Por: Susana Martinho de Oliveira *
Quando falamos de acontecimento traumático, falamos de eventos que se distinguem dos restantes pela sua gravidade, pela ameaça que representam para a vida e segurança de uma pessoa e pelas consequências psicológicas que podem provocar a longo prazo.
Após a vivência de um trauma podem surgir vários quadros clínicos como a reação aguda de stress, a perturbação pós-stress traumático (PPST), a perturbação de ajustamento, a depressão, a reação mista de ansiedade e depressão, a perturbação psicótica e
Na literatura encontramos várias descrições do efeito psicológico da guerra sobre os militares, sob a denominação de “stress syndrom” (séc. XIX), “síndroma do coração irritável” e do “coração exausto” (guerra civil americana), “shell shock”, “neurose de guerra” e “fadiga de combate” (I Guerra Mundial). O termo de Stress de Guerra, vulgarmente utilizado, refere-se à PPST, caracterizada por sintomas de reexperiência do trauma, comportamentos de evitamento e ativação neurovegetativa persistente.
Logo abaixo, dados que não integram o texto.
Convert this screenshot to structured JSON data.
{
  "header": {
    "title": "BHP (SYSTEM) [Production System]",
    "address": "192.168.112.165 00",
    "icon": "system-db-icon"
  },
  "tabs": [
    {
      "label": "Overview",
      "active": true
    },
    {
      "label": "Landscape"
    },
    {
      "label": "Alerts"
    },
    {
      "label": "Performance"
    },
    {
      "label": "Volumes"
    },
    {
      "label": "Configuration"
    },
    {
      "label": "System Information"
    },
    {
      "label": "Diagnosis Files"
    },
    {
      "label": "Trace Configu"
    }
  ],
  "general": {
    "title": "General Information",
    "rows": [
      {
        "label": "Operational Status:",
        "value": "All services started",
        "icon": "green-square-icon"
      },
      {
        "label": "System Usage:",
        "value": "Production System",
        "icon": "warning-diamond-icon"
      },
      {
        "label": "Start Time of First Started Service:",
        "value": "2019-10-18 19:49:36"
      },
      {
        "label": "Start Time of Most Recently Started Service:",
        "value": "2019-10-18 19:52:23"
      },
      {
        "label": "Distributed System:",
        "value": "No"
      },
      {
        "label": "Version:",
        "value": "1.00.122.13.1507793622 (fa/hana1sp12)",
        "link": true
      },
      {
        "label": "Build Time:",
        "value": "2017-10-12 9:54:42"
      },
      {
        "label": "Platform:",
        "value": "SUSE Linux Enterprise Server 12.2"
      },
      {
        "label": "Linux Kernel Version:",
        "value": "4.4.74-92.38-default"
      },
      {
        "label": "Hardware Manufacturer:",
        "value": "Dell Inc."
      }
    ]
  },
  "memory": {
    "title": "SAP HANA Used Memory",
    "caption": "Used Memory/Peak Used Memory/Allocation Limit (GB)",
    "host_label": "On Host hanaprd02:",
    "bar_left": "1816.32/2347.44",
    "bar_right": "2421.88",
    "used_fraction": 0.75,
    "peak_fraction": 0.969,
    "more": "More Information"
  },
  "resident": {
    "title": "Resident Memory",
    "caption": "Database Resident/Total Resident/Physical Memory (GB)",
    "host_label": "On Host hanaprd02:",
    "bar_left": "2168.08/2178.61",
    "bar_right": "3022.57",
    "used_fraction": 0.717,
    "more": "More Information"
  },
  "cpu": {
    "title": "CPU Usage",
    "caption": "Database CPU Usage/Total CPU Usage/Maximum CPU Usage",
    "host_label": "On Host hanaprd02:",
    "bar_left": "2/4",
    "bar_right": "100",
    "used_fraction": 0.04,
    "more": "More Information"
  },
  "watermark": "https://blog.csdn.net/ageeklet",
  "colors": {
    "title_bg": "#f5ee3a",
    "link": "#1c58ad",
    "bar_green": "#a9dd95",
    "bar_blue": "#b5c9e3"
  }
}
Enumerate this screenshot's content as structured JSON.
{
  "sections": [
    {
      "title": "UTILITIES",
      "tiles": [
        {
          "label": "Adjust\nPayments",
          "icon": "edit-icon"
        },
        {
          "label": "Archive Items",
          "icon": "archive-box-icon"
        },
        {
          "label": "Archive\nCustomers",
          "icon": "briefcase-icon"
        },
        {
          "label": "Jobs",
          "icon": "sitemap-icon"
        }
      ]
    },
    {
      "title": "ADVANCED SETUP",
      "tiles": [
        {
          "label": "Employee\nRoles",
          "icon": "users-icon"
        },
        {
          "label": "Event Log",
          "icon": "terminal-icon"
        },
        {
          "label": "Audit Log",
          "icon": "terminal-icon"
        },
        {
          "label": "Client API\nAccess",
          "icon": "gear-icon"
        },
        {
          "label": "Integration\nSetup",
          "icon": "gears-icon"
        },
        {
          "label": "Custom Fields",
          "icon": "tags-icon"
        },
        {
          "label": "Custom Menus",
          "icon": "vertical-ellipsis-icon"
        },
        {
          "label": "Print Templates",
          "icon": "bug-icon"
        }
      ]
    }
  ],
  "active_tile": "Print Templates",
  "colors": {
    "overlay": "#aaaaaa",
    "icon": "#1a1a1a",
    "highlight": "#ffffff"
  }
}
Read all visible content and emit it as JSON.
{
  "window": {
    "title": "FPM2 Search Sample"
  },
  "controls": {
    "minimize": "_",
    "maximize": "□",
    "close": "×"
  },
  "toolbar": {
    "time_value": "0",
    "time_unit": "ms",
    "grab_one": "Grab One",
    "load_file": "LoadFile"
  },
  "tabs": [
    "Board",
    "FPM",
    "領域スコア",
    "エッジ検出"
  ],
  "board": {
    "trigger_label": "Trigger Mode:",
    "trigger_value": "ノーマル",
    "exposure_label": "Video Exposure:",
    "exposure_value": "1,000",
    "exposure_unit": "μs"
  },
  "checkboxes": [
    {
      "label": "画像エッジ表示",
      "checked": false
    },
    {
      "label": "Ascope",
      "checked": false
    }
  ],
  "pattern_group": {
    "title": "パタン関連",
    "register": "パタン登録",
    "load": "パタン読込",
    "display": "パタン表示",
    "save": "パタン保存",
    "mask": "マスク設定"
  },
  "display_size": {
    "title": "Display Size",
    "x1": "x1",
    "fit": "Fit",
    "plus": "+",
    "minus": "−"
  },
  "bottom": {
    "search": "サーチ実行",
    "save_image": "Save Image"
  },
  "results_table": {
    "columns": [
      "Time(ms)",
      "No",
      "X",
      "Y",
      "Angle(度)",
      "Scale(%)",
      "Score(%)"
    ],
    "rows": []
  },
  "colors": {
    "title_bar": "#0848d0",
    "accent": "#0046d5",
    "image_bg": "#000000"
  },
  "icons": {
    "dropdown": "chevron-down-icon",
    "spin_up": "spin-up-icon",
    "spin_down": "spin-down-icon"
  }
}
As queixas frequentes dos ex combatentes relacionam-se com alterações na regulação do afeto (ex. tristeza e explosões de agressividade), alterações da auto-perceção (ex. sentimentos de inadequação, vergonha e desespero), alterações neurovegetativas (ex. insónias), alterações de consciência (ex. revivência da guerra) e alterações no relacionamento com os outros (ex. isolamento e desconfiança). Apresentam ainda, frequentemente, sintomatologia associada como o alcoolismo, depressão, crises de pânico, agorafobia e ansiedade generalizada. Por seu turno, os familiares queixam-se da prepotência, agressividade, mutismo, indiferença, egocentrismo, irresponsabilidade e hipercriticismo da parte do ex combatentes.
Schlenger et. al. (1992, citado por Lapierre, Schwegler & LaBauve, 2007), mencionam que aproximadamente 30% dos veteranos da Guerra do Vietname manifestam sintomas psicológicos relacionados com a sua vivência da guerra ao longo da vida. Estudos mais recentes, com soldados americanos (Wolfe, Erickson, Sharkansy, King & King, 1999; Hoge, Castro, Messer, McGurk, Cotting, & Koffman, 2004) referem prevalências entre os 8-16% nos indivíduos que combateram na Guerra do Golfo, 11% nos que estiveram no Afeganistão e 15-17% nos que estiveram no Iraque. Nos ex combatentes portugueses da Guerra Colonial, Albuquerque et. al. (2003) encontraram uma prevalência ao longo da vida de 0.8%, o que corresponde a cerca de 58.000 casos, verificando que 0.7% dos indivíduos apresentavam PTSD aquando da realização do estudo.
Eventos como a guerra geram mais problemas psicológicos a longo prazo, por se tratar de traumas interpessoais (com intenção humana). Pode ainda existir um período de alguns meses ou anos antes de aparecerem os sintomas e a sua reactivação pode surgir devido a stressores de vida ou a novos eventos traumáticos.
A literatura tem descrito igualmente que as esposas e filhos de veteranos de guerra com PPST apresentam sintomas similares aos do ex combatentes (e.g. Ahmadzadeh & Malekian, 2004), descrevendo um fenómeno de traumatização secundária (Figley, 1998; Matsakis, 2007). Num estudo com ex combatentes da guerra colonial e seus familiares, ainda a decorrer (Martinho de Oliveira, Marques Pinto e Ribeiro, 2011), os resultados apontam para a existência de sintomatologia traumática e comórbida nas esposas e filhos dos ex combatentes com sintomas de PPST, verificando-se ainda que estas famílias recorrem mais a estratégias de coping negativas e são menos resilientes.
Estes dados alertam-nos para a dinâmica de uma família traumatizada, pelo que, para além da necessidade do tratamento psicofarmacológico na maioria dos casos, é imprescindível a intervenção psicoterapêutica individual e familiar.